Todd Derrick J, McHeyzer-Williams Louise J, Kowal Czeslawa, Lee Ann-Hwee, Volpe Bruce T, Diamond Betty, McHeyzer-Williams Michael G, Glimcher Laurie H
Department of Immunology and Infectious Diseases, Harvard School of Public Health, Boston, MA 02115, USA.
J Exp Med. 2009 Sep 28;206(10):2151-9. doi: 10.1084/jem.20090738. Epub 2009 Sep 14.
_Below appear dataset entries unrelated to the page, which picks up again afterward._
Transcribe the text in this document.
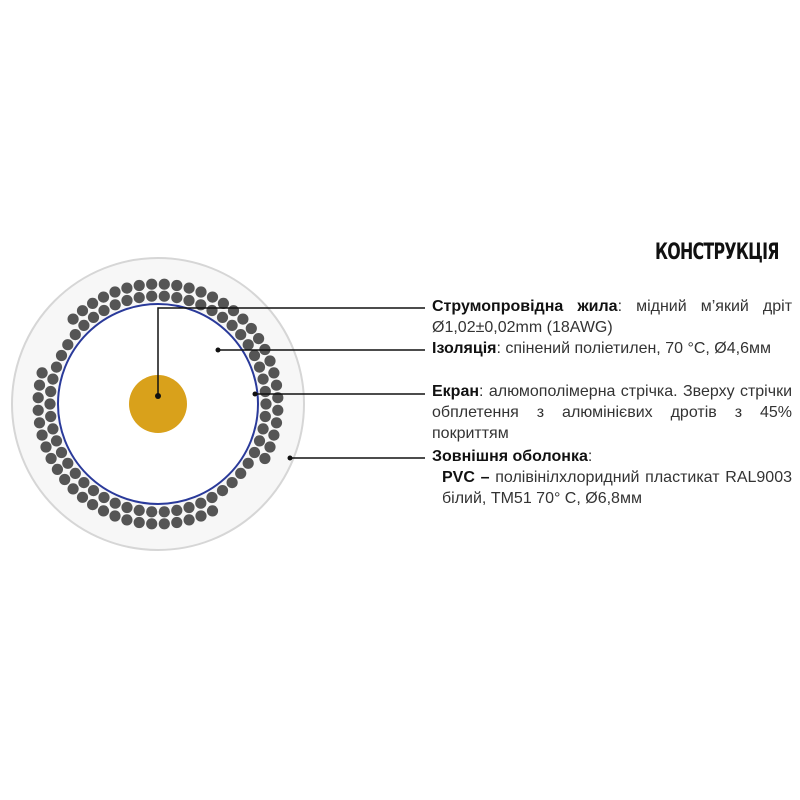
КОНСТРУКЦІЯ
Струмопровідна жила: мідний м’який дріт Ø1,02±0,02mm (18AWG)
Ізоляція: спінений поліетилен, 70 °С, Ø4,6мм
Екран: алюмополімерна стрічка. Зверху стрічки обплетення з алюмінієвих дротів з 45% покриттям
Зовнішня оболонка:
PVC – полівінілхлоридний пластикат RAL9003 білий, ТМ51 70° С, Ø6,8мм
The unfolded protein response (UPR) is a stress response pathway that is driven by the increased load of unfolded proteins in the endoplasmic reticulum of highly secretory cells such as plasma cells (PCs). X box binding protein 1 (XBP1) is a transcription factor that mediates one branch of the UPR and is crucial for the development of antibody-secreting PCs. PCs represent only one class of terminally differentiated B cells, however, and little is known about the role for XBP1 in the other class: memory B cells. We have developed an XBP1(fl/fl) CD19(+/cre) conditional knockout (XBP1(CD19)) mouse to build upon our current understanding of the function of XBP1 in PC differentiation as well as to explore the role of XBP1 in memory cell development. Using this model, we show that XBP1(CD19) mice are protected from disease in an autoantibody-mediated mouse lupus model. We also identify a novel developmental stage at which B cells express the traditional PC marker CD138 (syndecan-1) but have yet to undergo XBP1-dependent functional and morphological differentiation into antibody-secreting cells. Finally, we show that memory B cells develop normally in XBP1(CD19) mice, demonstrating that XBP1-mediated functions occur independently of any memory cell lineage commitment.
未折叠蛋白反应(UPR)是一种应激反应途径,由浆细胞(PC)等高分泌细胞内质网中未折叠蛋白负荷增加所驱动。X盒结合蛋白1(XBP1)是一种转录因子,介导UPR的一个分支,对分泌抗体的PC的发育至关重要。然而,PC仅代表终末分化B细胞的一类,关于XBP1在另一类细胞即记忆B细胞中的作用知之甚少。我们构建了XBP1(fl/fl) CD19(+/cre)条件性敲除(XBP1(CD19))小鼠,以加深我们目前对XBP1在PC分化中功能的理解,并探索XBP1在记忆细胞发育中的作用。利用该模型,我们发现XBP1(CD19)小鼠在自身抗体介导的小鼠狼疮模型中对疾病具有抵抗力。我们还确定了一个新的发育阶段,此时B细胞表达传统的PC标志物CD138(多配体蛋白聚糖-1),但尚未经历XBP1依赖的功能和形态分化成为分泌抗体的细胞。最后,我们表明记忆B细胞在XBP1(CD19)小鼠中正常发育,这表明XBP1介导的功能独立于任何记忆细胞谱系定向而发生。